Wilton Speight is the guy, and he knows it.
It has been a long time since a Michigan quarterback could say the same. For the first time since 2014, the Wolverines know who will be taking their snaps behind center come next fall prior to spring practice.
With that certainty has come new confidence for Speight. Last year, the redshirt sophomore quarterback stepped into an offense laden with veterans like senior wide receivers Amara Darboh and Jehu Chesson and senior tight end Jake Butt.
They were established playmakers, and that allowed Speight to come along slower than he may have had he stepped into a starting position on a more inexperienced offense.
Even beyond that, Speight had the fortune of playing behind an offensive line that featured four returning starters and could easily alleviate the pressure placed on Speights’ shoulders — especially in the opening slate that featured Hawaii and Central Florida.
But this year, Speight is the one running the show, expected to contribute on the same level that his veteran teammates once did. No longer is Speight the one benefitting from the experience around him — he’s the man expected to provide that experience.
Still, Speight is already embracing the leadership role commonly associated with his position.
“I wouldn’t say (he’s) more vocal, you can just tell,” said senior center Mason Cole. “You know, if you watch him last year during practice and watch him this year during practice he’s just got so much more confidence coming into the huddle. Just watching him as an individual and watching him run on and off the field, he’s got a little swagger to him — I know he doesn’t seem like that — but he’s got a little swagger to him.”
The changes have come in dimensions other than his approach to leadership, though.
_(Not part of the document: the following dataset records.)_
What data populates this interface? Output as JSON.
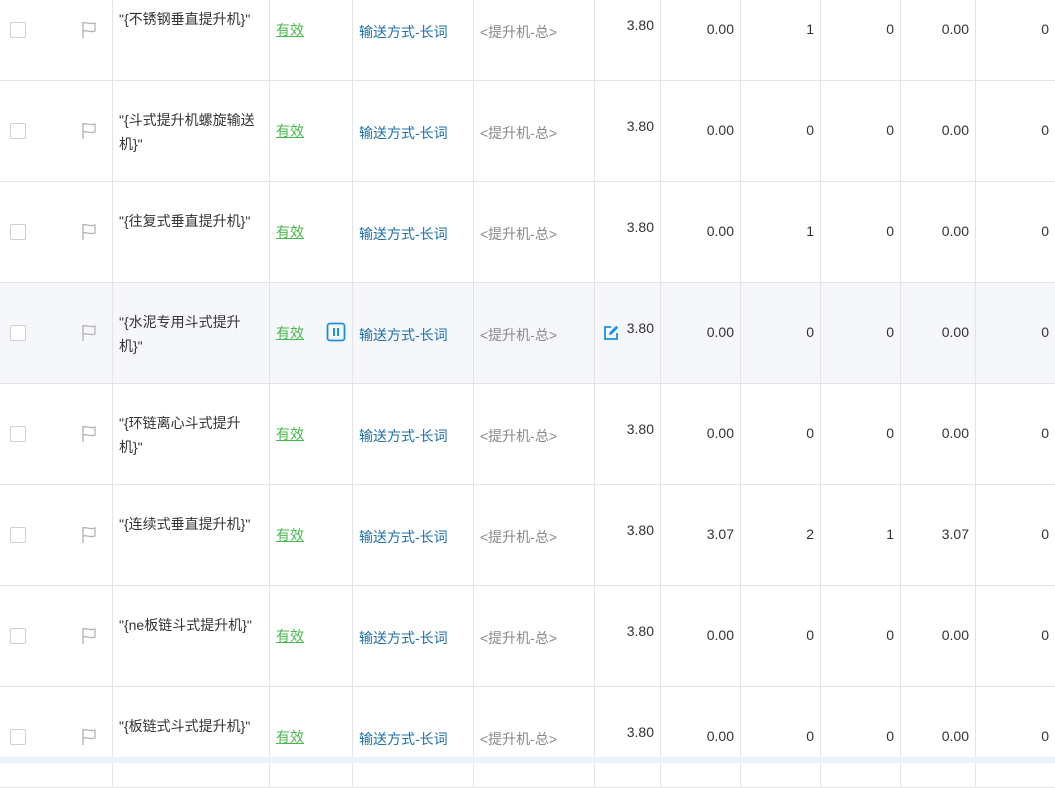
{
  "rows": [
    {
      "keyword": "\"{不锈钢垂直提升机}\"",
      "status": "有效",
      "plan": "输送方式-长词",
      "group": "<提升机-总>",
      "bid": "3.80",
      "n1": "0.00",
      "n2": "1",
      "n3": "0",
      "n4": "0.00",
      "n5": "0"
    },
    {
      "keyword": "\"{斗式提升机螺旋输送机}\"",
      "status": "有效",
      "plan": "输送方式-长词",
      "group": "<提升机-总>",
      "bid": "3.80",
      "n1": "0.00",
      "n2": "0",
      "n3": "0",
      "n4": "0.00",
      "n5": "0"
    },
    {
      "keyword": "\"{往复式垂直提升机}\"",
      "status": "有效",
      "plan": "输送方式-长词",
      "group": "<提升机-总>",
      "bid": "3.80",
      "n1": "0.00",
      "n2": "1",
      "n3": "0",
      "n4": "0.00",
      "n5": "0"
    },
    {
      "keyword": "\"{水泥专用斗式提升机}\"",
      "status": "有效",
      "plan": "输送方式-长词",
      "group": "<提升机-总>",
      "bid": "3.80",
      "n1": "0.00",
      "n2": "0",
      "n3": "0",
      "n4": "0.00",
      "n5": "0",
      "hover": true
    },
    {
      "keyword": "\"{环链离心斗式提升机}\"",
      "status": "有效",
      "plan": "输送方式-长词",
      "group": "<提升机-总>",
      "bid": "3.80",
      "n1": "0.00",
      "n2": "0",
      "n3": "0",
      "n4": "0.00",
      "n5": "0"
    },
    {
      "keyword": "\"{连续式垂直提升机}\"",
      "status": "有效",
      "plan": "输送方式-长词",
      "group": "<提升机-总>",
      "bid": "3.80",
      "n1": "3.07",
      "n2": "2",
      "n3": "1",
      "n4": "3.07",
      "n5": "0"
    },
    {
      "keyword": "\"{ne板链斗式提升机}\"",
      "status": "有效",
      "plan": "输送方式-长词",
      "group": "<提升机-总>",
      "bid": "3.80",
      "n1": "0.00",
      "n2": "0",
      "n3": "0",
      "n4": "0.00",
      "n5": "0"
    },
    {
      "keyword": "\"{板链式斗式提升机}\"",
      "status": "有效",
      "plan": "输送方式-长词",
      "group": "<提升机-总>",
      "bid": "3.80",
      "n1": "0.00",
      "n2": "0",
      "n3": "0",
      "n4": "0.00",
      "n5": "0"
    }
  ],
  "icons": {
    "flag": "flag-icon",
    "pause": "pause-icon",
    "edit": "edit-icon"
  },
  "colors": {
    "status": "#46b94a",
    "link": "#1d6fa8",
    "icon": "#1a8fe3",
    "muted": "#888888",
    "hover_row": "#f5f7fa",
    "border": "#e4e4e4"
  }
}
In Michigan’s season-ending 33-32 loss to Florida State in the Orange Bowl, Speight played at 254 pounds. Since then, Speight has lost 20 pounds through conditioning and diet. Cutting weight was a collective decision made between Speight and Michigan coach Jim Harbaugh.
“More speed, quicker feet in the pocket, I just feel healthier — feel like I’ve got a little more pep in my step,” Speight said. “I feel like — I just did a four hour practice — I could probably do another four hour practice right now. That was not the case toward the end of the season.”
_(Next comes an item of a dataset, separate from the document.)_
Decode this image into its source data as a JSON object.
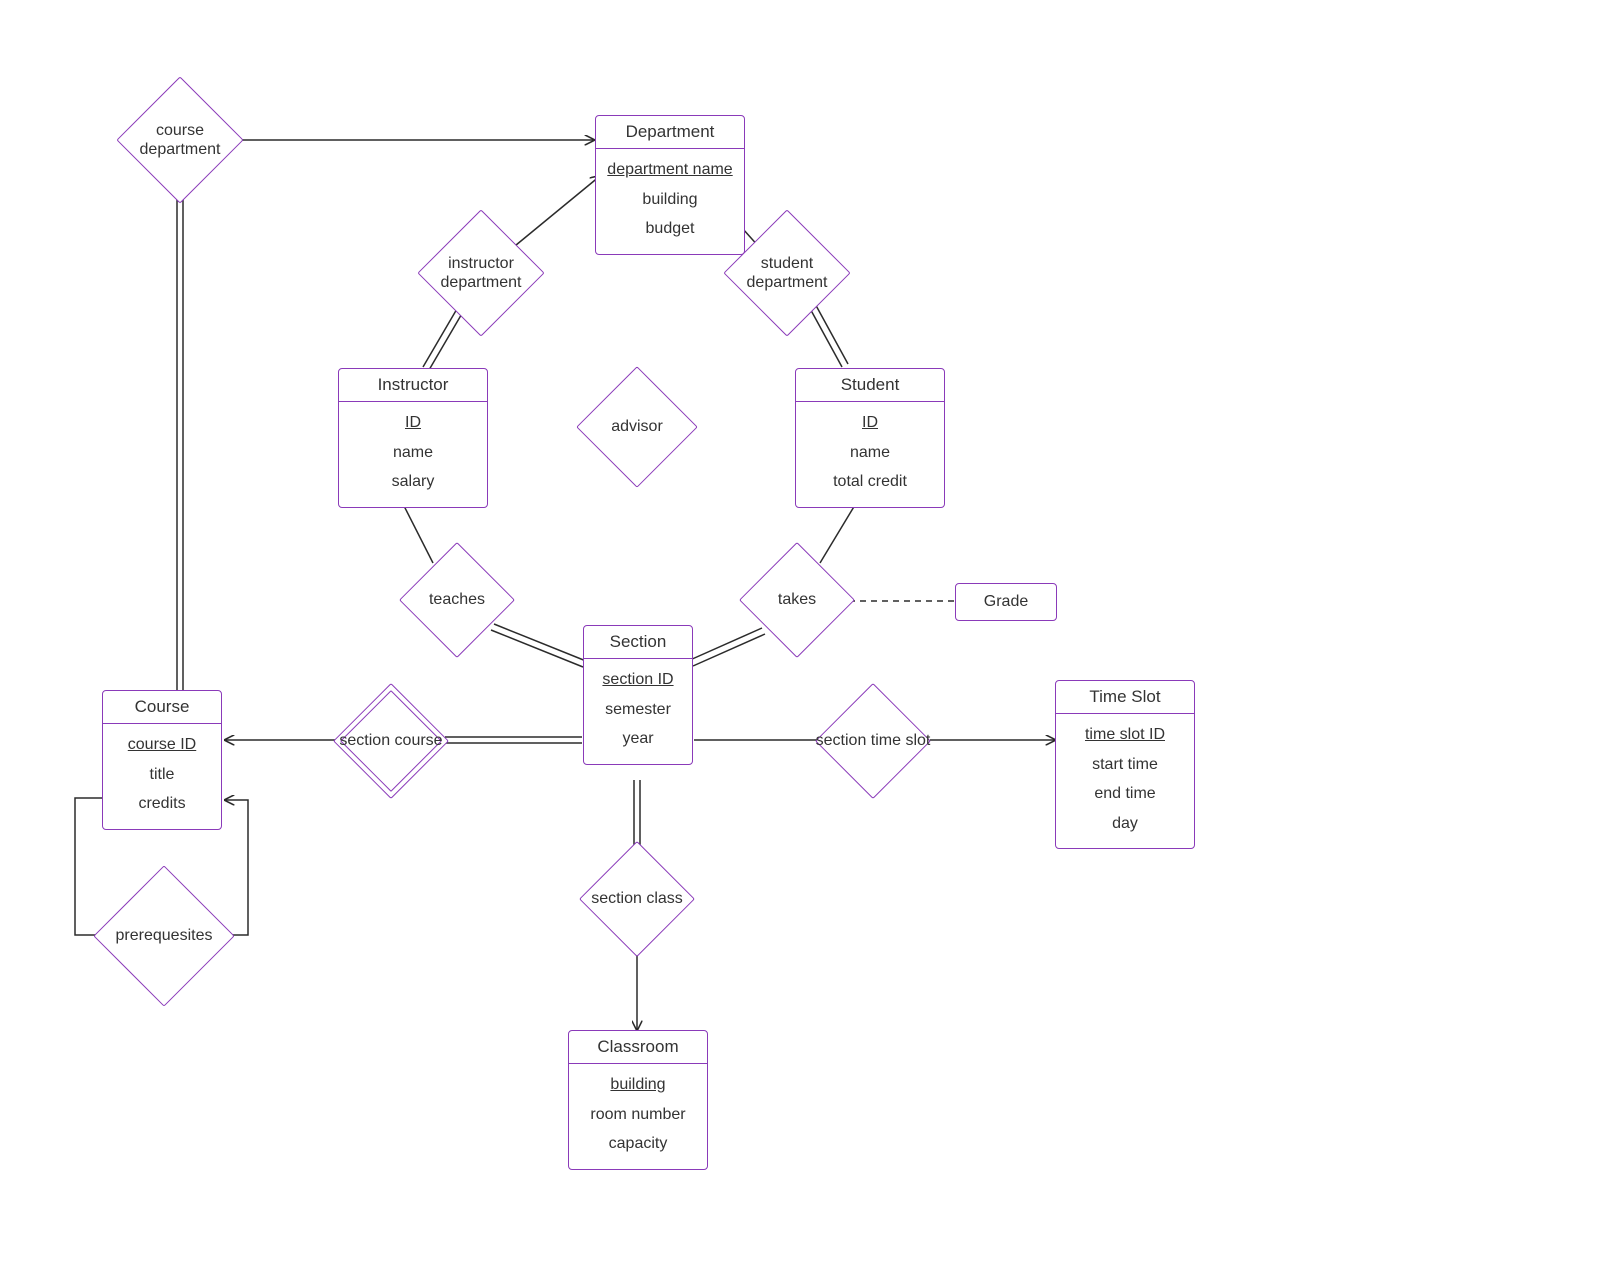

What’s more, after playing the final two games of the 2015-16 season injured, Speight is feeling 100 percent healthy for the first time since taking the field against Iowa on Nov. 12.
Still, there are going to be plenty of obstacles as Speight moves forward through spring practice and into Michigan’s season opener.
As Michigan’s quarterback described, toward the end of last year, he constantly knew where Darboh, Chesson or Butt would be on certain routes. Now, with the three biggest contributors of the receiving corps headed to the NFL, Speight is tasked with catalyzing an offense full of fresh faces. He’s not afraid to rely on the veterans that are left to help reduce that learning curve — and he certainly has ample young talent in Donovan Peoples-Jones, Eddie McDoom, Kekoa Crawford and Tarik Black — but Speight’s new desire to lead will be a significant determinant of the Wolverines’ success.
“It’s not like a, ‘Oh I hope we can mature and get to the point where we need to be,’ ” Speight said. “It’s more so, ‘OK I’ve got to make sure that we get to the point that we need to be.’
“And lead these guys on the field, and in the classroom, up in (Schembechler Hall), and up on campus — and just doing all the right things to show this is the way we do things.”